Light At The End Of The Tunnel

Quite a bit has happened in the two months since the last post.  Since then, I got both appraisals done, had the attorney draw up an offer letter and have gotten an acceptance.  As you probably know, an acceptance is nothing until it is signed, and I’ve been holding myself back from posting anything so I don’t jinx it.  But, here’s some details on what happened so far.

The second appraiser was completely different from the first.  He used comparables from a totally different part of my neighboring area and they came back much higher.  I disagreed with his choice of properties because they were in a completely different development.  He used values from the local government sites, whereas the first used information from a service called CoreLogic, which I felt was more accurate.  In the end, I ended up with a $20k difference between the two appraisals.  I didn’t have the money to do a buyout at the highest appraisal, so I took the midpoint of the two values, then subtracted my co-owners unpaid obligations.  The result was almost exactly the original purchase price of the house.

I took supporting documentation and the numbers to my attorney and had him do his thing.  That cost me $1500.  I thought that would be the end of it.  My co-owner contacted me with questions and after we hammered those out, I contacted my attorney to write up the revisions.  This is where I was a little surprised.  The original $1500 was just to write the offer letter – nothing more.  For another $1500, he will draw up the actual purchase contract and quit claim deed.  Whew, that’s not cheap.  But I think that’s the last step, at least I hope it is.

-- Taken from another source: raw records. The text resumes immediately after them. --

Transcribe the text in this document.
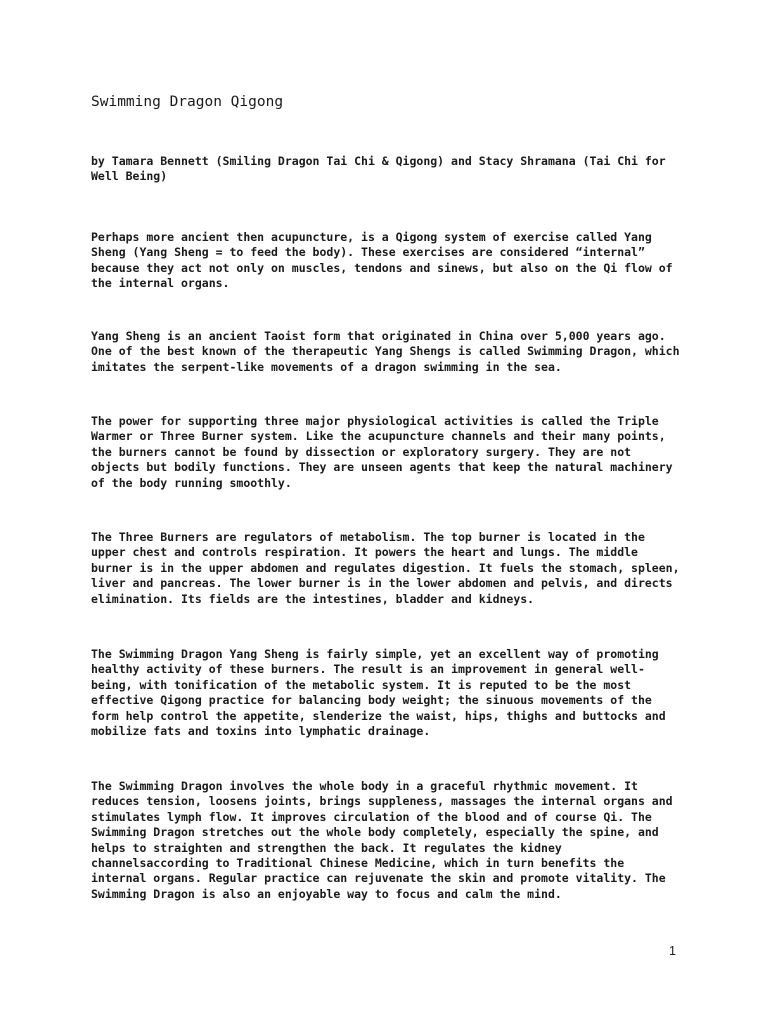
Swimming Dragon Qigong

by Tamara Bennett (Smiling Dragon Tai Chi & Qigong) and Stacy Shramana (Tai Chi for
Well Being)

Perhaps more ancient then acupuncture, is a Qigong system of exercise called Yang
Sheng (Yang Sheng = to feed the body). These exercises are considered “internal”
because they act not only on muscles, tendons and sinews, but also on the Qi flow of
the internal organs.

Yang Sheng is an ancient Taoist form that originated in China over 5,000 years ago.
One of the best known of the therapeutic Yang Shengs is called Swimming Dragon, which
imitates the serpent-like movements of a dragon swimming in the sea.

The power for supporting three major physiological activities is called the Triple
Warmer or Three Burner system. Like the acupuncture channels and their many points,
the burners cannot be found by dissection or exploratory surgery. They are not
objects but bodily functions. They are unseen agents that keep the natural machinery
of the body running smoothly.

The Three Burners are regulators of metabolism. The top burner is located in the
upper chest and controls respiration. It powers the heart and lungs. The middle
burner is in the upper abdomen and regulates digestion. It fuels the stomach, spleen,
liver and pancreas. The lower burner is in the lower abdomen and pelvis, and directs
elimination. Its fields are the intestines, bladder and kidneys.

The Swimming Dragon Yang Sheng is fairly simple, yet an excellent way of promoting
healthy activity of these burners. The result is an improvement in general well-
being, with tonification of the metabolic system. It is reputed to be the most
effective Qigong practice for balancing body weight; the sinuous movements of the
form help control the appetite, slenderize the waist, hips, thighs and buttocks and
mobilize fats and toxins into lymphatic drainage.

The Swimming Dragon involves the whole body in a graceful rhythmic movement. It
reduces tension, loosens joints, brings suppleness, massages the internal organs and
stimulates lymph flow. It improves circulation of the blood and of course Qi. The
Swimming Dragon stretches out the whole body completely, especially the spine, and
helps to straighten and strengthen the back. It regulates the kidney
channelsaccording to Traditional Chinese Medicine, which in turn benefits the
internal organs. Regular practice can rejuvenate the skin and promote vitality. The
Swimming Dragon is also an enjoyable way to focus and calm the mind.

1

The contract states that within 14 days of signing, we will exchange payment for the signed deed.  Then, within 60 days after signing, my co-owner will have all personal property removed from the house.  And then, freedom.  What does freedom cost?  $475 in consultations with three lawyers, $400 in a failed offer by one lawyer (you get what you pay for?), $750 in appraisals, and $3000 in a (potentially) successful offer and contract by another lawyer.  That’s a total of $4625.  but it’s less than the $5000 to do a partition and possibly lose even more by having a forced sale.

In the future, I also have to contact the mortgage company and refinance the property into my name only.  That may have some details worth recording.  I’m not sure what may need to happen with the county property appraiser.  Maybe the quit claim deed gets filed with the county?  More to come.